We present the AGEMAP (Atlas of Gene Expression in Mouse Aging Project) gene expression database, which is a resource that catalogs changes in gene expression as a function of age in mice. The AGEMAP database includes expression changes for 8,932 genes in 16 tissues as a function of age. We found great heterogeneity in the amount of transcriptional changes with age in different tissues. Some tissues displayed large transcriptional differences in old mice, suggesting that these tissues may contribute strongly to organismal decline. Other tissues showed few or no changes in expression with age, indicating strong levels of homeostasis throughout life. Based on the pattern of age-related transcriptional changes, we found that tissues could be classified into one of three aging processes: (1) a pattern common to neural tissues, (2) a pattern for vascular tissues, and (3) a pattern for steroid-responsive tissues. We observed that different tissues age in a coordinated fashion in individual mice, such that certain mice exhibit rapid aging, whereas others exhibit slow aging for multiple tissues. Finally, we compared the transcriptional profiles for aging in mice to those from humans, flies, and worms. We found that genes involved in the electron transport chain show common age regulation in all four species, indicating that these genes may be exceptionally good markers of aging. However, we saw no overall correlation of age regulation between mice and humans, suggesting that aging processes in mice and humans may be fundamentally different.
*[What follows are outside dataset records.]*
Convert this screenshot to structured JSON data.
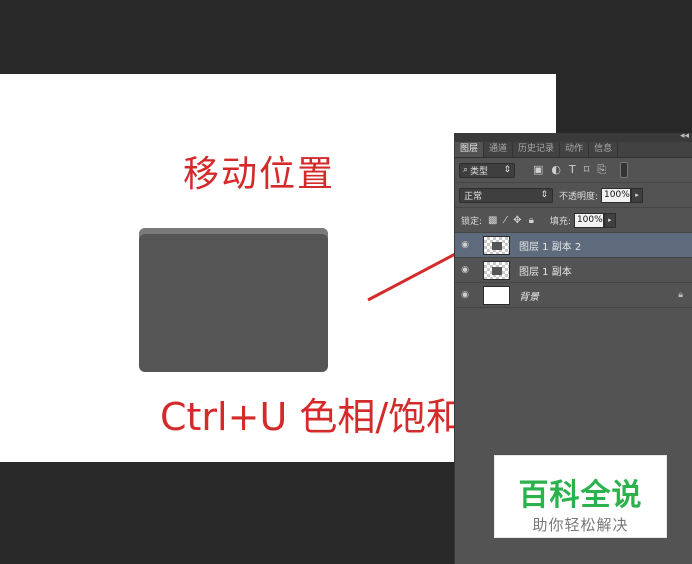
{
  "canvas": {
    "title_annotation": "移动位置",
    "command_annotation": "Ctrl+U  色相/饱和度",
    "annotation_color": "#d42a2a",
    "shape_color": "#555555"
  },
  "layers_panel": {
    "tabs": [
      "图层",
      "通道",
      "历史记录",
      "动作",
      "信息"
    ],
    "filter": {
      "label": "类型",
      "icon": "search-icon"
    },
    "blend_mode": "正常",
    "opacity_label": "不透明度:",
    "opacity_value": "100%",
    "lock_label": "锁定:",
    "fill_label": "填充:",
    "fill_value": "100%",
    "layers": [
      {
        "name": "图层 1 副本 2",
        "selected": true
      },
      {
        "name": "图层 1 副本",
        "selected": false
      },
      {
        "name": "背景",
        "selected": false,
        "locked": true
      }
    ]
  },
  "watermark": {
    "main": "百科全说",
    "sub": "助你轻松解决",
    "color": "#2bb24c"
  }
}
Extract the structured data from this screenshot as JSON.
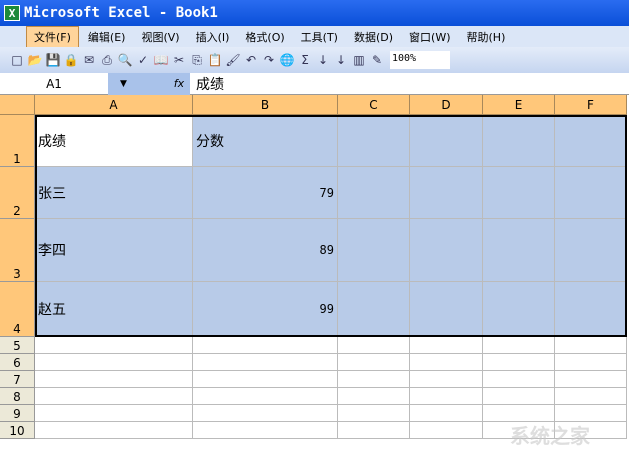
{
  "window": {
    "title": "Microsoft Excel - Book1",
    "app_icon": "excel-icon"
  },
  "menu": [
    "文件(F)",
    "编辑(E)",
    "视图(V)",
    "插入(I)",
    "格式(O)",
    "工具(T)",
    "数据(D)",
    "窗口(W)",
    "帮助(H)"
  ],
  "toolbar": {
    "icons": [
      "new",
      "open",
      "save",
      "permission",
      "email",
      "print",
      "print-preview",
      "spelling",
      "research",
      "cut",
      "copy",
      "paste",
      "format-painter",
      "undo",
      "redo",
      "hyperlink",
      "autosum",
      "sort-asc",
      "sort-desc",
      "chart",
      "drawing"
    ],
    "zoom": "100%"
  },
  "formula_bar": {
    "name_box": "A1",
    "fx": "fx",
    "value": "成绩"
  },
  "columns": [
    "A",
    "B",
    "C",
    "D",
    "E",
    "F"
  ],
  "rows": [
    {
      "n": "1",
      "a": "成绩",
      "b": "分数"
    },
    {
      "n": "2",
      "a": "张三",
      "b": "79"
    },
    {
      "n": "3",
      "a": "李四",
      "b": "89"
    },
    {
      "n": "4",
      "a": "赵五",
      "b": "99"
    },
    {
      "n": "5"
    },
    {
      "n": "6"
    },
    {
      "n": "7"
    },
    {
      "n": "8"
    },
    {
      "n": "9"
    },
    {
      "n": "10"
    }
  ],
  "watermark": "系统之家"
}
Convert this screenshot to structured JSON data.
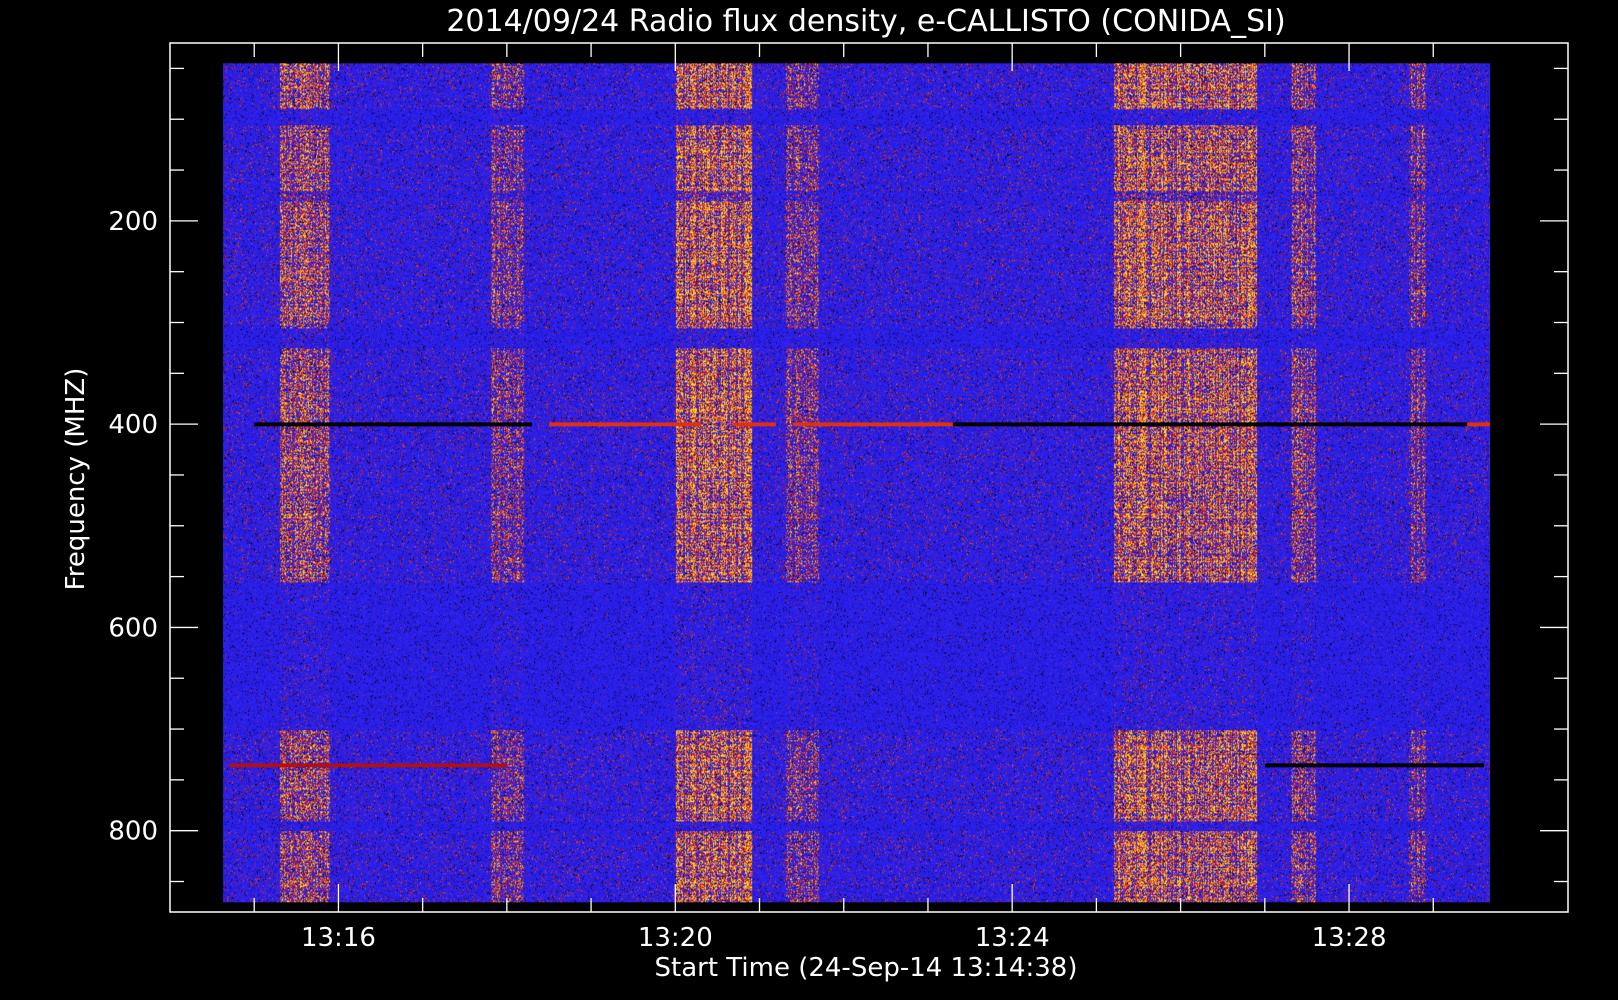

This work studies the aging process in mice using DNA microarrays to identify genes that change expression during aging. The entire set of age-regulated genes constitutes a transcriptional profile that can be used to measure ages of different individuals. Furthermore, the aging expression profile highlights genetic and metabolic pathways that change with age, providing key insights about possible molecular changes that may contribute to cell senescence and physiological decline. This aging study is massive in scope, involving gene expression measurements from 16 different tissues at four different ages. Expression data for genes of interest can be queried over the web by researchers interested in aging. Different tissues were found to have strikingly different levels of age-related change, and could be divided into three groups based on their patterns of aging: a neural group, a vascular group, and a steroid-responsive group. The electron transport chain pathway stands out because it is the only genetic pathway that shows a similar pattern of age-related change in mice, humans, worms, and flies. However, there is little overall similarity between changes in gene expression during aging of humans and mice, consistent with evolutionary theories suggesting that aging lies outside the force of natural selection.